Ayant refusé d’adapter la saga dans son ordre de parution (le film commence en pleine mer), exclu toute scène à terre en Grande-Bretagne, éliminé toute présence féminine, opté pour une intrigue très linéaire, passé sous silence le nom du mystérieux adversaire (un ennemi, pas un « méchant »), il s’affaire à recréer la vie à bord du « Surprise » avec une minutie, un sens du détail authentique et une exactitude dans les moindres accessoires jamais atteints à l’écran ; même les bruitages et effets sonores semblent d’époque. Hormis les interprètes principaux – Russell Crowe (Gladiator) en tête, formidable d’énergie et d’entêtement –, le casting tient compte des physionomies du XVIII e siècle : Weir sélectionne 55 marins polonais, grecs, finlandais, italiens, bengalis, soudanais et sénégalais, des visages « d’un autre temps », des ingénus qui n’ont pas été abîmés par la télévision et n’ont jamais vu une caméra. Ainsi se constitue une microsociété à part entière. Sur le plan spectaculaire, les scènes d’abordage (au début et à la fin) n’ont rien d’hollywoodien, elles traduisent surtout l’effroyable impact des canonnades et la terreur qui s’empare des équipages, captifs dans leur environnement claustrant. Tout est étonnant dans ce film qui réussit à entraîner le spectateur abasourdi dans une épopée intimiste, le voyage initiatique d’un aventurier.
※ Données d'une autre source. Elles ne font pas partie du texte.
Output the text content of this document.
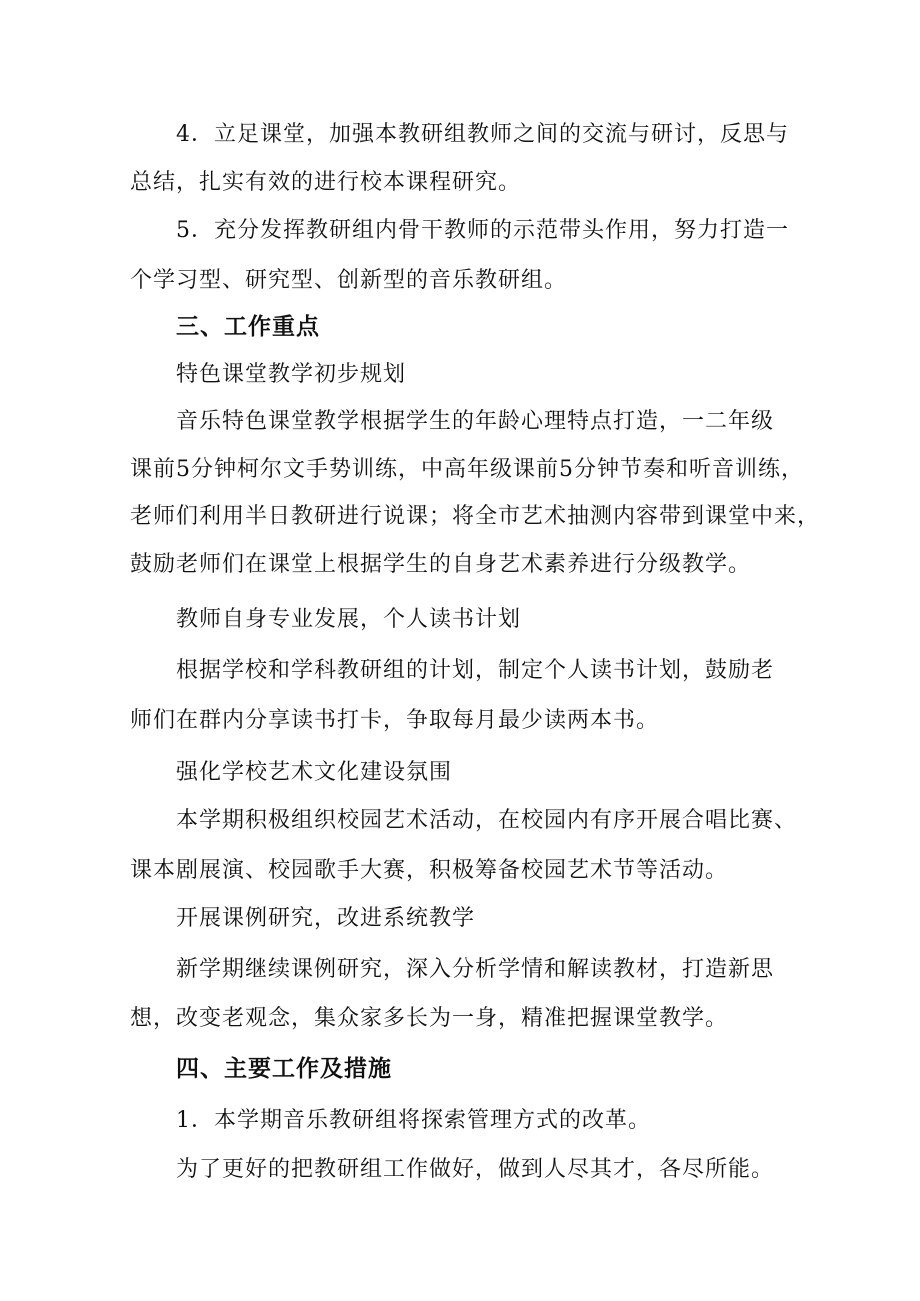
4．立足课堂，加强本教研组教师之间的交流与研讨，反思与
总结，扎实有效的进行校本课程研究。
5．充分发挥教研组内骨干教师的示范带头作用，努力打造一
个学习型、研究型、创新型的音乐教研组。
三、工作重点
特色课堂教学初步规划
音乐特色课堂教学根据学生的年龄心理特点打造，一二年级
课前5分钟柯尔文手势训练，中高年级课前5分钟节奏和听音训练，
老师们利用半日教研进行说课；将全市艺术抽测内容带到课堂中来，
鼓励老师们在课堂上根据学生的自身艺术素养进行分级教学。
教师自身专业发展，个人读书计划
根据学校和学科教研组的计划，制定个人读书计划，鼓励老
师们在群内分享读书打卡，争取每月最少读两本书。
强化学校艺术文化建设氛围
本学期积极组织校园艺术活动，在校园内有序开展合唱比赛、
课本剧展演、校园歌手大赛，积极筹备校园艺术节等活动。
开展课例研究，改进系统教学
新学期继续课例研究，深入分析学情和解读教材，打造新思
想，改变老观念，集众家多长为一身，精准把握课堂教学。
四、主要工作及措施
1．本学期音乐教研组将探索管理方式的改革。
为了更好的把教研组工作做好，做到人尽其才，各尽所能。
Pareille obsession dans la reconstitution nécessite un budget conséquent de 120 millions de dollars. Il est exclu de tourner en haute mer, trop risqué, trop aléatoire ; Weir utilise le voilier « Rose », réplique exacte d’un ancien bâtiment racheté au Connecticut pour 1,5 million de dollars, pour simuler le « Surprise » dans les plans d’ensemble, mais le gros des prises de vues se fait à bord du superbe trois-mâts construit et ancré sur un cardan aux Fox Baja Studios à Rosarito au Mexique (Basse Californie), dans le tank géant qui servit au Titanic de James Cameron. C’est dans ces réservoirs que l’équipage a pu affronter les éléments déchaînés du Cap Horn. Une partie de l’« Achéron » y est également recréée, tandis que les scènes impliquant les modèles réduits des deux bâtiments sont filmées en Nouvelle-Zélande. Les seuls extérieurs à terre sont tournés – une première au cinéma – aux Galápagos (îles de Pinta et Bartolomé) après de longues tractations avec le gouvernement équatorien, puis à Todos Santos (Mex.). Nominé dix fois à l’Oscar 2004 (film, réalisation, montage, son, maquillage, effets spéciaux, costumes, décors), l’œuvre remporte deux statuettes d’or pour la photo et le montage sonore. Un succès considérable au box-office et une pluie de prix internationaux couronnent ces efforts, notamment l’American Film Institute Award (« Movie of the Year »), les BAFTA Awards (costumes, décors, son, « David Lean Award » pour P. Weir), les London Critics Circle Film Awards (meilleur film, Paul Bettany, scénario), etc. – DE : M.a.C. : Bis ans Ende der Welt, IT : M.a.C. : Sfida ai confini del mare, ES : M.a.C. : Al otro lado del mundo (Capitán de mar y guerra).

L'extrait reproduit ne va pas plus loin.